Software Development Costs Pyramid

See pages 42 and 43 of this presentation (pdf).

Unfortunately the situation is as Jörg depicts, in fact somewhat worse: most of the references cited in this document strike me as bogus, in the sense that the paper cited either is not original research, or does not contain words supporting the claim being made, or - in the case of the 1998 paper about Hughes (p54) - contains measurements that in fact contradict what is implied by the curve in p42 of the presentation: different shape of the curve, and a modest x5 to x10 factor of cost-to-fix between the requirements phase and the functional test phase (and actually decreasing in system test and maintenance).


The Incredible Rate of Diminishing Returns of Fixing Software Bugs

Stefan Priebsh: OOP and Design Patterns: Codeworks DC in September 2009

(Stefan Priebsh: OOP and Design Patterns: Codeworks DC in September 2009)


This is a well-known result in empirical software engineering that has been replicated and verified over and over again in countless studies. Which is very rare in software engineering, unfortunately: most software engineering "results" are basically hearsay, anecdotes, guesses, opinions, wishful thinking or just plain lies. In fact, most software engineering probably doesn't deserve the "engineering" brand.

Unfortunately, despite being one of the most solid, most scientifically and statistically sound, most heavily researched, most widely verified, most often replicated results of software engineering, it is also wrong.

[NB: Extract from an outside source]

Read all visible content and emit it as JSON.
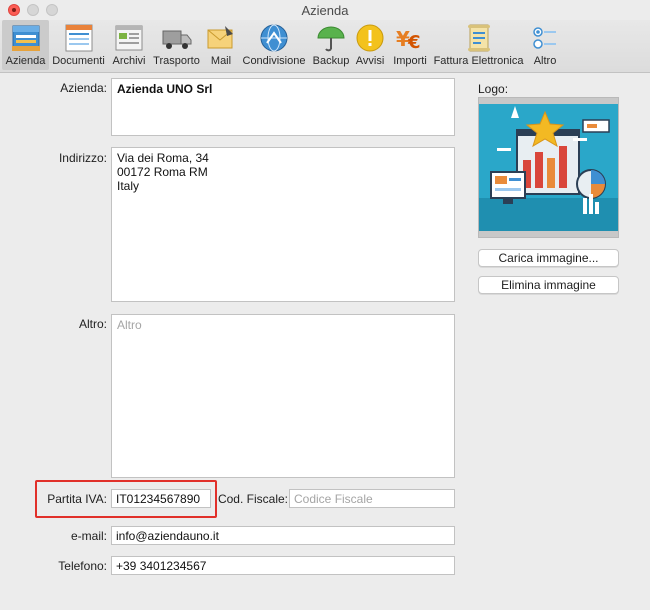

The problem is that all of those studies do not control their variables properly. If you want to measure the effect of a variable, you have to be very careful to change only that one variable and that the other variables don't change at all. Not "change a few variables", not "minimize changes to other variables". "Only one" and the others "not at all".

Or, in the brilliant Zed Shaw's words: "If you want to measure something, then don't measure other shit".

In this particular case, they did not just measure in which phase (requirements, analysis, architecture, design, implementation, testing, maintenance) the bug was found, they also measured how long it stayed in the system. And it turns out that the phase is pretty much irrelevant, all that matters is the time. It's important that bugs be found fast, not in which phase.

This has some interesting ramifications: if it is important to find bugs fast, then why wait so long with the phase that is most likely to find bugs: testing? Why not put the testing at the beginning?

The problem with the "traditional" interpretation is that it leads to inefficient decisions. Because you assume you need to find all bugs during the requirements phase, you drag out the requirements phase unnecessarily long: you can't run requirements (or architectures, or designs), so finding a bug in something that you cannot even execute is freaking hard! Basically, while fixing bugs in the requirements phase is cheap, finding them is expensive.

If, however, you realize that it's not about finding the bugs in the earliest possible phase, but rather about finding the bugs at the earliest possible time, then you can make adjustments to your process, so that you move the phase in which finding bugs is cheapest (testing) to the point in time where fixing them is cheapest (the very beginning).


Note: I am well aware of the irony of ending a rant about not properly applying statistics with a completely unsubstantiated claim. Unfortunately, I lost the link where I read this. Glenn Vanderburg also mentioned this in his "Real Software Engineering" talk at the Lone Star Ruby Conference 2010, but AFAICR, he didn't cite any sources, either.

If anybody knows any sources, please let me know or edit my answer, or even just steal my answer. (If you can find a source, you deserve all the rep!)